A CBV é exemplo mundial de gestão esportiva e, por isso, além de possuir competições nacionais consolidadas, o vôlei brasileiro é presença certa nos pódios das principais competições internacionais.

Fundada em 1954, a Confederação Brasileira de Voleibol representa a entidade máxima do voleibol no país. A instituição é filiada ao Comitê Olímpico Brasileiro (COB) e à Federação Internacional de Voleibol (FIVB).
Por meio de uma sólida base administrativa, a CBV soma conquistas dentro e fora das quadras. O voleibol brasileiro é referência mundial e, dentro das quadras, o Brasil é sempre o time a ser batido pelos adversários. Fora delas, a CBV é composta por profissionais qualificados que têm à disposição total infraestrutura para trabalhar a favor de novas vitórias.
Organizada por unidades de negócios, a CBV é responsável por realizar toda a parte técnica e logística dos campeonatos em território brasileiro. De norte a sul do Brasil, pelo menos uma vez por ano, cada Estado brasileiro recebe uma competição oficial organizada pela CBV. Além disso, a instituição supervisiona todas as atividades das seleções brasileiras - masculinas e femininas - das três categorias (adulta, juvenil e infanto-juvenil).
Atenta aos desafios do cenário esportivo, a CBV também utiliza o voleibol como forma de sociabilização.
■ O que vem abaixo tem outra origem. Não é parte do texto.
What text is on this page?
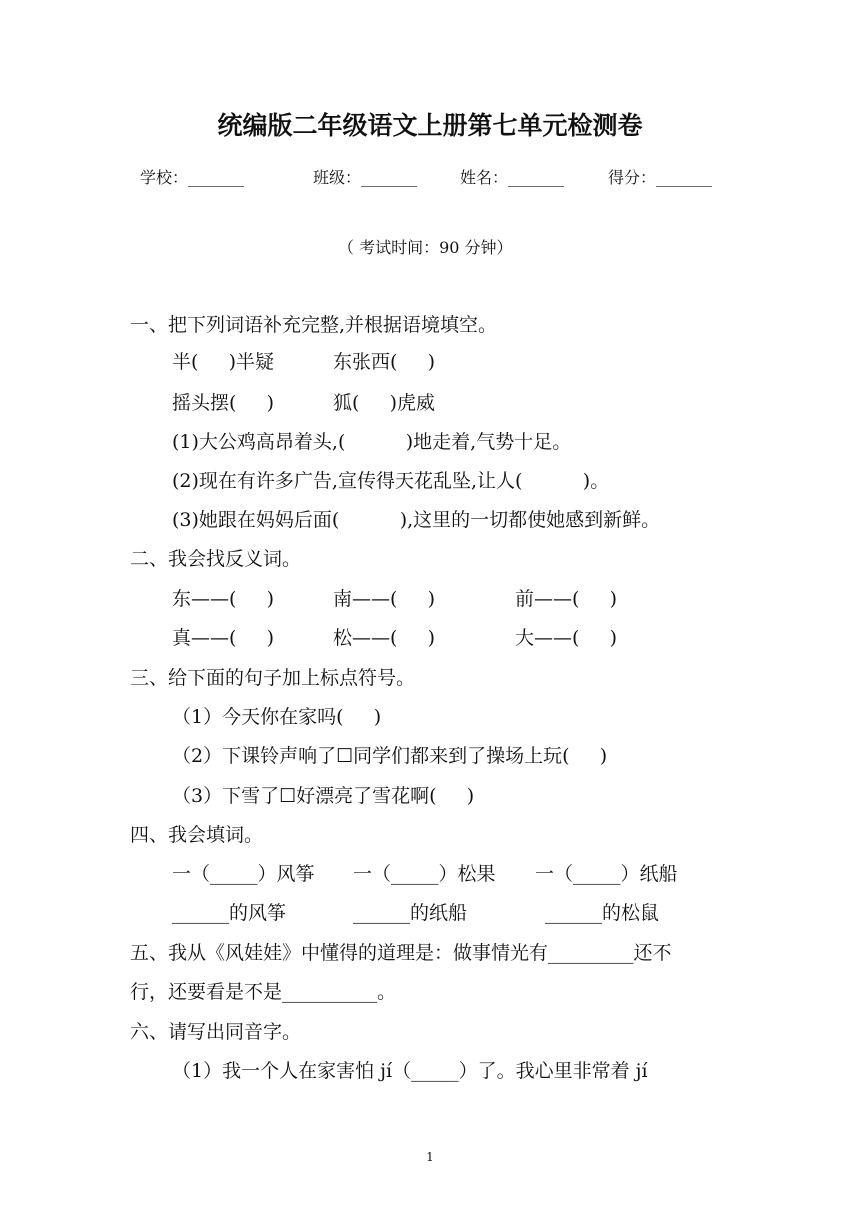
统编版二年级语文上册第七单元检测卷
学校：_______	班级：_______	姓名：_______	得分：_______
（ 考试时间：90 分钟）
一、把下列词语补充完整,并根据语境填空。
半(     )半疑	东张西(     )
摇头摆(     )	狐(     )虎威
(1)大公鸡高昂着头,(          )地走着,气势十足。
(2)现在有许多广告,宣传得天花乱坠,让人(          )。
(3)她跟在妈妈后面(          ),这里的一切都使她感到新鲜。
二、我会找反义词。
东——(     )	南——(     )	前——(     )
真——(     )	松——(     )	大——(     )
三、给下面的句子加上标点符号。
（1）今天你在家吗(     )
（2）下课铃声响了☐同学们都来到了操场上玩(     )
（3）下雪了☐好漂亮了雪花啊(     )
四、我会填词。
一（_____）风筝 一（_____）松果 一（_____）纸船
______的风筝	______的纸船	______的松鼠
五、我从《风娃娃》中懂得的道理是：做事情光有_________还不
行，还要看是不是__________。
六、请写出同音字。
（1）我一个人在家害怕 jí（_____）了。我心里非常着 jí
1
Em 1999, criou o programa social VivaVôlei, distribuído por todo o país e que, desde a inauguração, já iniciou mais de 200 mil crianças na prática do esporte.
A Confederação Brasileira de Voleibol se caracteriza por:

• Ser uma entidade privada sem fins lucrativos;
• Possuir balanço publicado anualmente, sendo o mesmo monitorado por auditoria independente nas prestações de conta;
• Possuir finanças equilibradas, não devendo nenhum tributo a qualquer órgão governamental.
• Ser responsável pela difusão, coordenação e normalização da prática do voleibol em todo território nacional

Estrutura Organizacional

O presidente da CBV, Walter Pitombo Larangeiras, instituiu um novo organograma da entidade, com uma equipe de gestão que conduzirá o vôlei brasileiro até os Jogos Olímpicos do Rio de Janeiro, em 2016. O advogado Neuri Barbieri, ocupa o cargo de Superintendente Geral da CBV.

Fazem parte do novo quadro de gestão da entidade: Marcelo Wangler, Diretor de Eventos; Paulo Márcio Nunes da Costa, Diretor de Seleções; Radamés Lattari, Diretor de Vôlei de Praia; Renan dal Zotto, gestor de marketing e Renato D’Avila, Diretor de Competições.